Everypony Lives

by Chinchillax


I added the last ingredient to the potion and watched the cauldron’s green glow turn gray. I breathed a sigh of relief; she usually caught on and intervened by this point. Stepping away from the stove, I trotted away to my cat’s kennel, opening the door. She hissed at me and raced toward her food dish.

It had been a while since I last fed her.

“Just a minute, Clover,” I said, ladling out the gray potion into a cup. I stared at it for a moment, taking in a deep breath and exhaling slowly. My heart was pounding. I lifted the potion to my muzzle and downed it in two gulps.

I immediately started shrinking. I lost my grip on the cup and it clattered to the wood floor. My yellow coat turned gray, my hooves fractured in front of me into tiny paws. I felt the hairs in my tail fuse together and elongate into a pink wormlike tail.

By the time the transformation ended, my new heart was racing far faster than my stallion one ever did. I sniffed, and my mouse brain started screaming every instinct it could throw at me to run away from the cat. I ignored the instincts and scampered to the famished Clover.

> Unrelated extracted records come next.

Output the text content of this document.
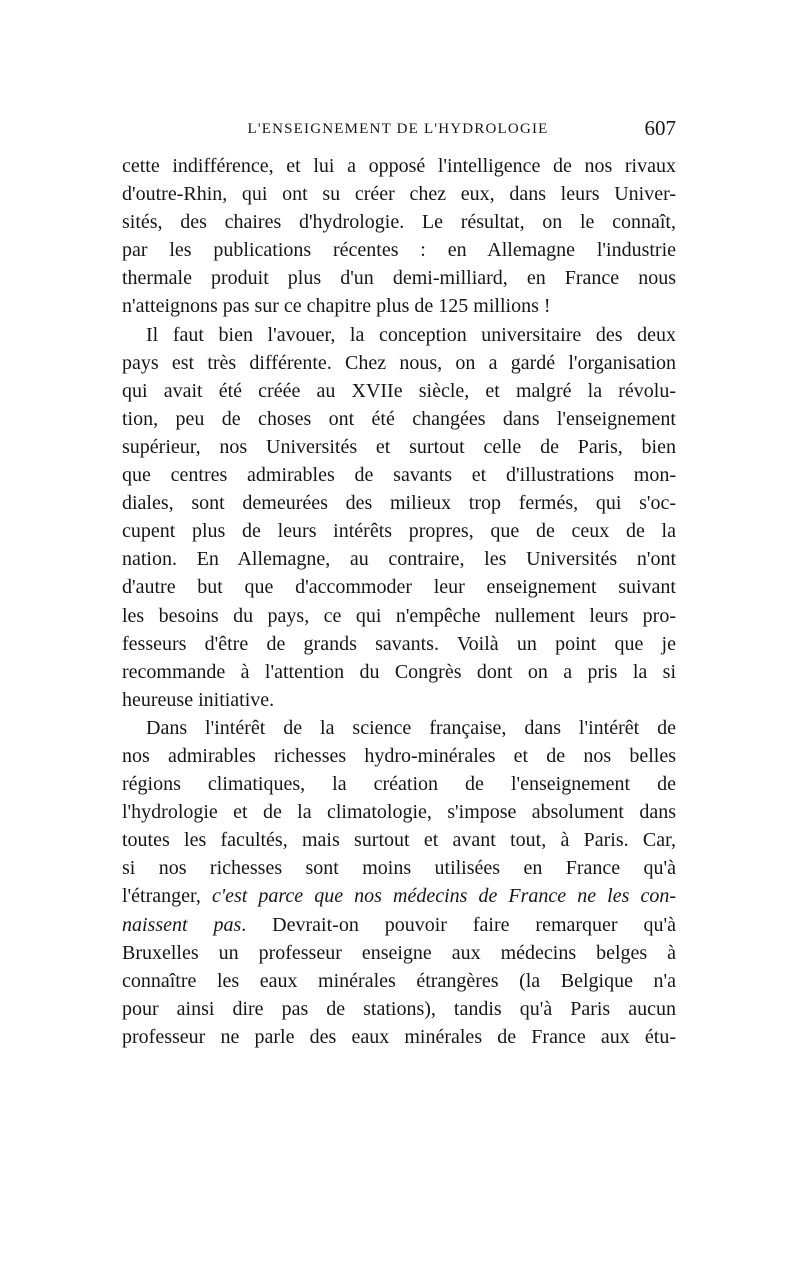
L'ENSEIGNEMENT DE L'HYDROLOGIE	607
cette indifférence, et lui a opposé l'intelligence de nos rivaux
d'outre-Rhin, qui ont su créer chez eux, dans leurs Univer-
sités, des chaires d'hydrologie. Le résultat, on le connaît,
par les publications récentes : en Allemagne l'industrie
thermale produit plus d'un demi-milliard, en France nous
n'atteignons pas sur ce chapitre plus de 125 millions !
Il faut bien l'avouer, la conception universitaire des deux
pays est très différente. Chez nous, on a gardé l'organisation
qui avait été créée au XVIIe siècle, et malgré la révolu-
tion, peu de choses ont été changées dans l'enseignement
supérieur, nos Universités et surtout celle de Paris, bien
que centres admirables de savants et d'illustrations mon-
diales, sont demeurées des milieux trop fermés, qui s'oc-
cupent plus de leurs intérêts propres, que de ceux de la
nation. En Allemagne, au contraire, les Universités n'ont
d'autre but que d'accommoder leur enseignement suivant
les besoins du pays, ce qui n'empêche nullement leurs pro-
fesseurs d'être de grands savants. Voilà un point que je
recommande à l'attention du Congrès dont on a pris la si
heureuse initiative.
Dans l'intérêt de la science française, dans l'intérêt de
nos admirables richesses hydro-minérales et de nos belles
régions climatiques, la création de l'enseignement de
l'hydrologie et de la climatologie, s'impose absolument dans
toutes les facultés, mais surtout et avant tout, à Paris. Car,
si nos richesses sont moins utilisées en France qu'à
l'étranger, c'est parce que nos médecins de France ne les con-
naissent pas. Devrait-on pouvoir faire remarquer qu'à
Bruxelles un professeur enseigne aux médecins belges à
connaître les eaux minérales étrangères (la Belgique n'a
pour ainsi dire pas de stations), tandis qu'à Paris aucun
professeur ne parle des eaux minérales de France aux étu-
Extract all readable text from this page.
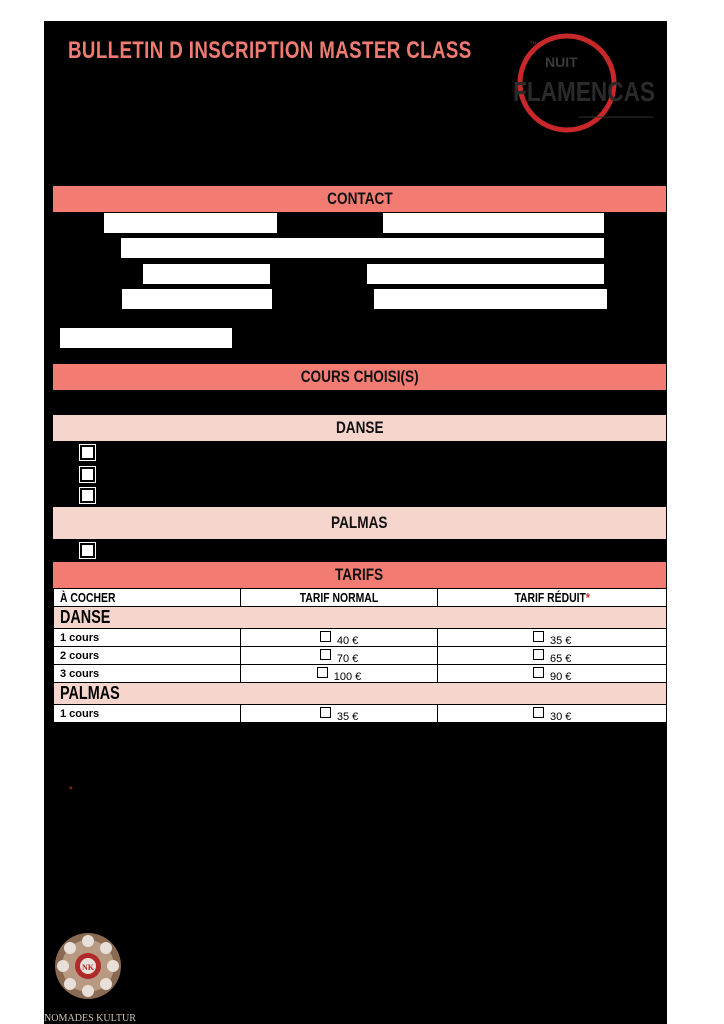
BULLETIN D INSCRIPTION MASTER CLASS	™
NUIT
FLAMENCAS
CONTACT
COURS CHOISI(S)
DANSE
PALMAS
TARIFS
À COCHER	TARIF NORMAL	TARIF RÉDUIT*
DANSE		
1 cours	40 €	35 €
2 cours	70 €	65 €
3 cours	100 €	90 €
PALMAS		
1 cours	35 €	30 €
*
NK
NOMADES KULTUR
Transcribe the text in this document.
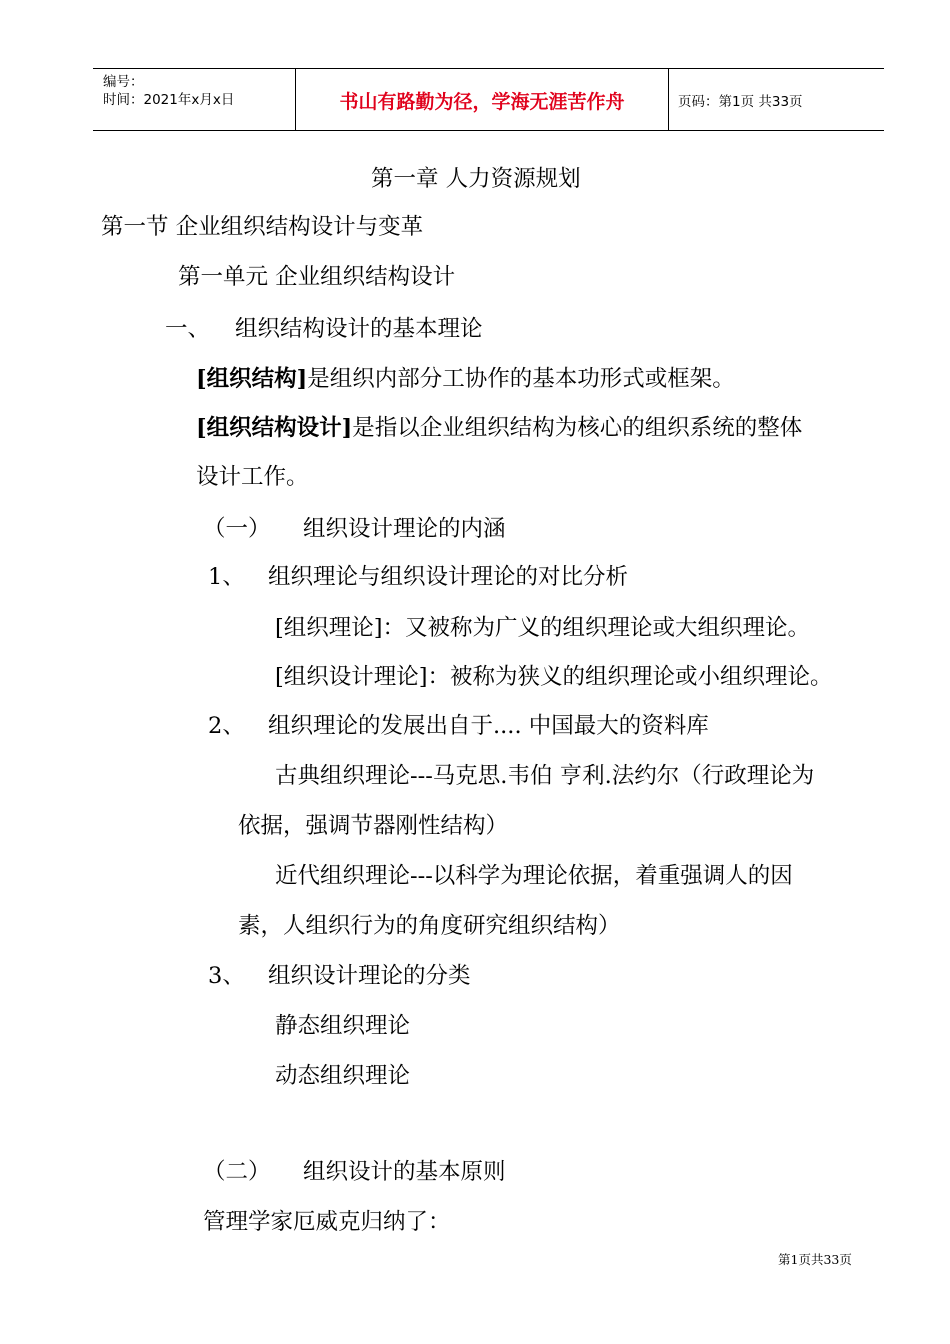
编号：
时间：2021年x月x日	书山有路勤为径，学海无涯苦作舟	页码：第1页 共33页
第一章 人力资源规划
第一节 企业组织结构设计与变革
第一单元 企业组织结构设计
一、 组织结构设计的基本理论
[组织结构]是组织内部分工协作的基本功形式或框架。
[组织结构设计]是指以企业组织结构为核心的组织系统的整体
设计工作。
（一） 组织设计理论的内涵
1、 组织理论与组织设计理论的对比分析
[组织理论]：又被称为广义的组织理论或大组织理论。
[组织设计理论]：被称为狭义的组织理论或小组织理论。
2、 组织理论的发展出自于.... 中国最大的资料库
古典组织理论---马克思.韦伯 亨利.法约尔（行政理论为
依据，强调节器刚性结构）
近代组织理论---以科学为理论依据，着重强调人的因
素，人组织行为的角度研究组织结构）
3、 组织设计理论的分类
静态组织理论
动态组织理论
（二） 组织设计的基本原则
管理学家厄威克归纳了：
第1页共33页
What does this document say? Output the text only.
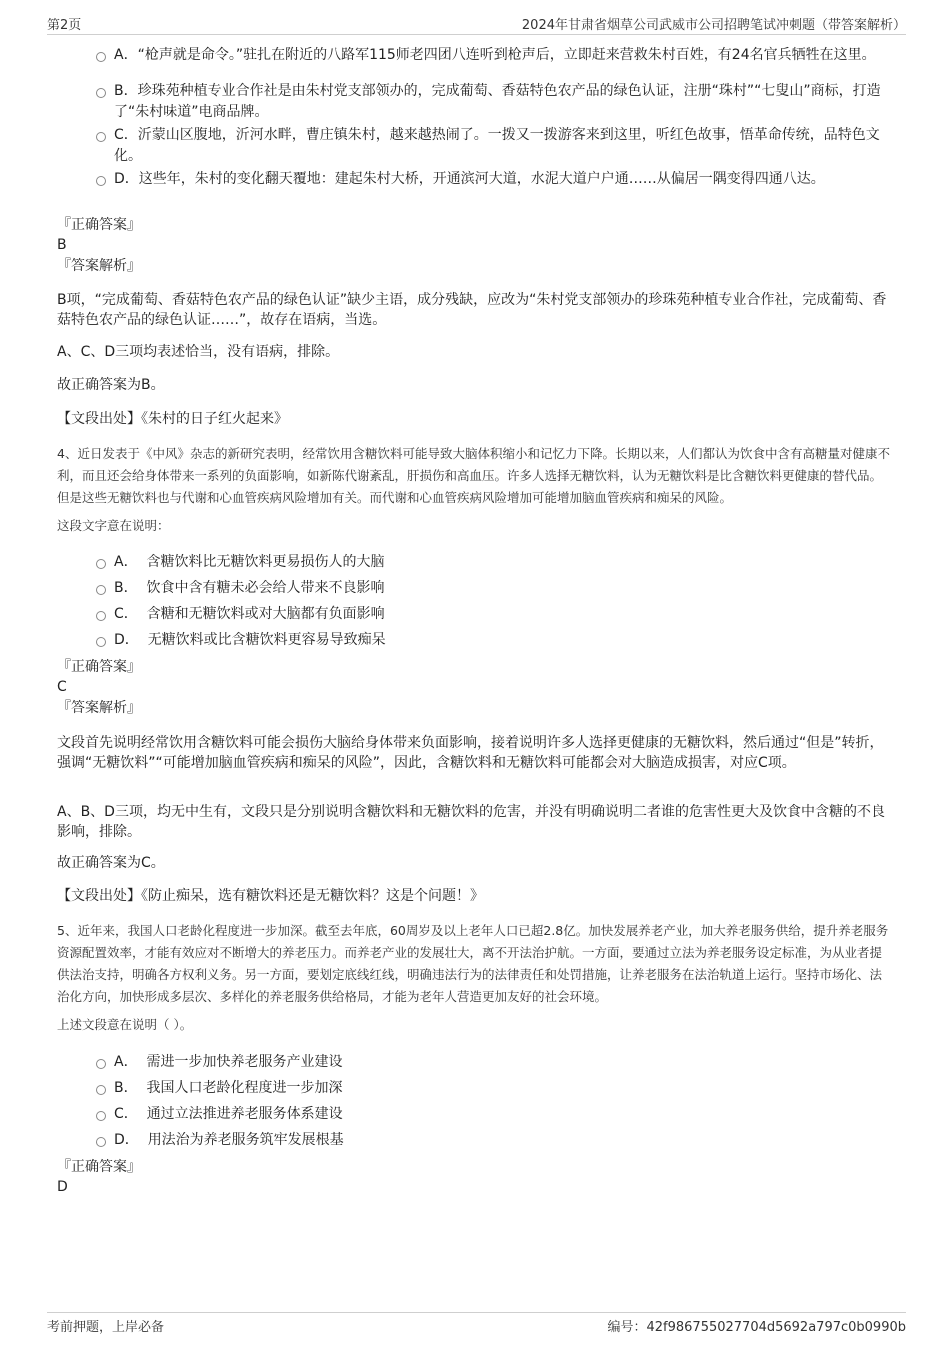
第2页	2024年甘肃省烟草公司武威市公司招聘笔试冲刺题（带答案解析）
A．“枪声就是命令。”驻扎在附近的八路军115师老四团八连听到枪声后，立即赶来营救朱村百姓，有24名官兵牺牲在这里。
B．珍珠苑种植专业合作社是由朱村党支部领办的，完成葡萄、香菇特色农产品的绿色认证，注册“珠村”“七叟山”商标，打造了“朱村味道”电商品牌。
C．沂蒙山区腹地，沂河水畔，曹庄镇朱村，越来越热闹了。一拨又一拨游客来到这里，听红色故事，悟革命传统，品特色文化。
D．这些年，朱村的变化翻天覆地：建起朱村大桥，开通滨河大道，水泥大道户户通……从偏居一隅变得四通八达。
『正确答案』
B
『答案解析』
B项，“完成葡萄、香菇特色农产品的绿色认证”缺少主语，成分残缺，应改为“朱村党支部领办的珍珠苑种植专业合作社，完成葡萄、香菇特色农产品的绿色认证……”，故存在语病，当选。
A、C、D三项均表述恰当，没有语病，排除。
故正确答案为B。
【文段出处】《朱村的日子红火起来》
4、近日发表于《中风》杂志的新研究表明，经常饮用含糖饮料可能导致大脑体积缩小和记忆力下降。长期以来，人们都认为饮食中含有高糖量对健康不利，而且还会给身体带来一系列的负面影响，如新陈代谢紊乱，肝损伤和高血压。许多人选择无糖饮料，认为无糖饮料是比含糖饮料更健康的替代品。但是这些无糖饮料也与代谢和心血管疾病风险增加有关。而代谢和心血管疾病风险增加可能增加脑血管疾病和痴呆的风险。
这段文字意在说明：
A． 含糖饮料比无糖饮料更易损伤人的大脑
B． 饮食中含有糖未必会给人带来不良影响
C． 含糖和无糖饮料或对大脑都有负面影响
D． 无糖饮料或比含糖饮料更容易导致痴呆
『正确答案』
C
『答案解析』
文段首先说明经常饮用含糖饮料可能会损伤大脑给身体带来负面影响，接着说明许多人选择更健康的无糖饮料，然后通过“但是”转折，强调“无糖饮料”“可能增加脑血管疾病和痴呆的风险”，因此，含糖饮料和无糖饮料可能都会对大脑造成损害，对应C项。
A、B、D三项，均无中生有，文段只是分别说明含糖饮料和无糖饮料的危害，并没有明确说明二者谁的危害性更大及饮食中含糖的不良影响，排除。
故正确答案为C。
【文段出处】《防止痴呆，选有糖饮料还是无糖饮料？这是个问题！》
5、近年来，我国人口老龄化程度进一步加深。截至去年底，60周岁及以上老年人口已超2.8亿。加快发展养老产业，加大养老服务供给，提升养老服务资源配置效率，才能有效应对不断增大的养老压力。而养老产业的发展壮大，离不开法治护航。一方面，要通过立法为养老服务设定标准，为从业者提供法治支持，明确各方权利义务。另一方面，要划定底线红线，明确违法行为的法律责任和处罚措施，让养老服务在法治轨道上运行。坚持市场化、法治化方向，加快形成多层次、多样化的养老服务供给格局，才能为老年人营造更加友好的社会环境。
上述文段意在说明（ ）。
A． 需进一步加快养老服务产业建设
B． 我国人口老龄化程度进一步加深
C． 通过立法推进养老服务体系建设
D． 用法治为养老服务筑牢发展根基
『正确答案』
D
考前押题，上岸必备	编号：42f986755027704d5692a797c0b0990b
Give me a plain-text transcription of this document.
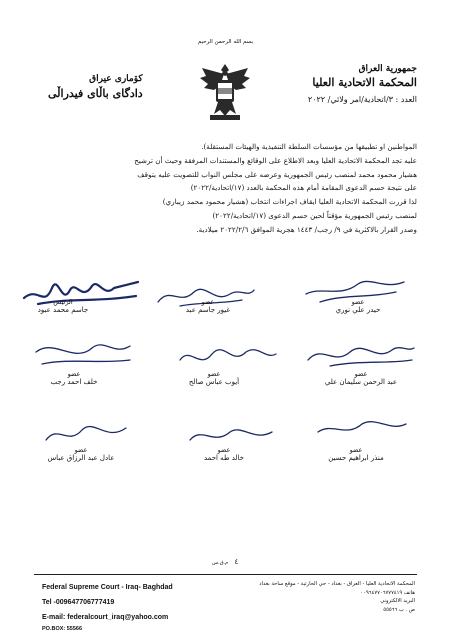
بسم الله الرحمن الرحيم
جمهورية العراق
المحكمة الاتحادية العليا
العدد : ٣/اتحادية/امر ولائي/ ٢٠٢٢
كۆماری عیراق
دادگای باڵای فیدراڵی

المواطنين او تطبيقها من مؤسسات السلطة التنفيذية والهيئات المستقلة).

عليه تجد المحكمة الاتحادية العليا وبعد الاطلاع على الوقائع والمستندات المرفقة وحيث أن ترشيح

هشيار محمود محمد لمنصب رئيس الجمهورية وعرضه على مجلس النواب للتصويت عليه يتوقف

على نتيجة حسم الدعوى المقامة أمام هذه المحكمة بالعدد (١٧/اتحادية/٢٠٢٢)

لذا قررت المحكمة الاتحادية العليا ايقاف اجراءات انتخاب (هشيار محمود محمد زيباري)

لمنصب رئيس الجمهورية مؤقتاً لحين حسم الدعوى (١٧/اتحادية/٢٠٢٢)

وصدر القرار بالاكثرية في ٩/ رجب/ ١٤٤٣ هجرية الموافق ٢٠٢٢/٢/٦ ميلادية.

الرئيس
جاسم محمد عبود
عضو
غيور جاسم عبد
عضو
حيدر علي نوري
عضو
خلف احمد رجب
عضو
أيوب عباس صالح
عضو
عبد الرحمن سليمان علي
عضو
عادل عبد الرزاق عباس
عضو
خالد طه احمد
عضو
منذر ابراهيم حسين
٤ م.ق.س
Federal Supreme Court - Iraq- Baghdad
Tel -009647706777419
E-mail: federalcourt_iraq@yahoo.com
PO.BOX: 55566
المحكمة الاتحادية العليا - العراق - بغداد - حي الحارثية - موقع ساحة بغداد
هاتف ٠٠٩٦٤٧٧٠٦٧٧٧٤١٩
البريد الالكتروني
ص . ب ٥٥٥٦٦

I felt the paw as it struck me, the long sharp claws ripping into my back.

At long last, I felt the sweet release of—




“Care Free!” shouted the Princess. “What are you doing!?”

I stared down at my tiny paws and the crystal floor beneath them. I felt my entire body seized in a lilac magic, all traces of the potion vanishing away from me.

My paws hardened back into hooves, my legs straightening out as the crystal floor zoomed away from me. My eyes widened as the chasm surrounding the crystal bridge came into focus.

I looked up to face Princess Twilight. Her glowing eyes made her look alien and unnatural. Her strange servants stood by awaiting her every command.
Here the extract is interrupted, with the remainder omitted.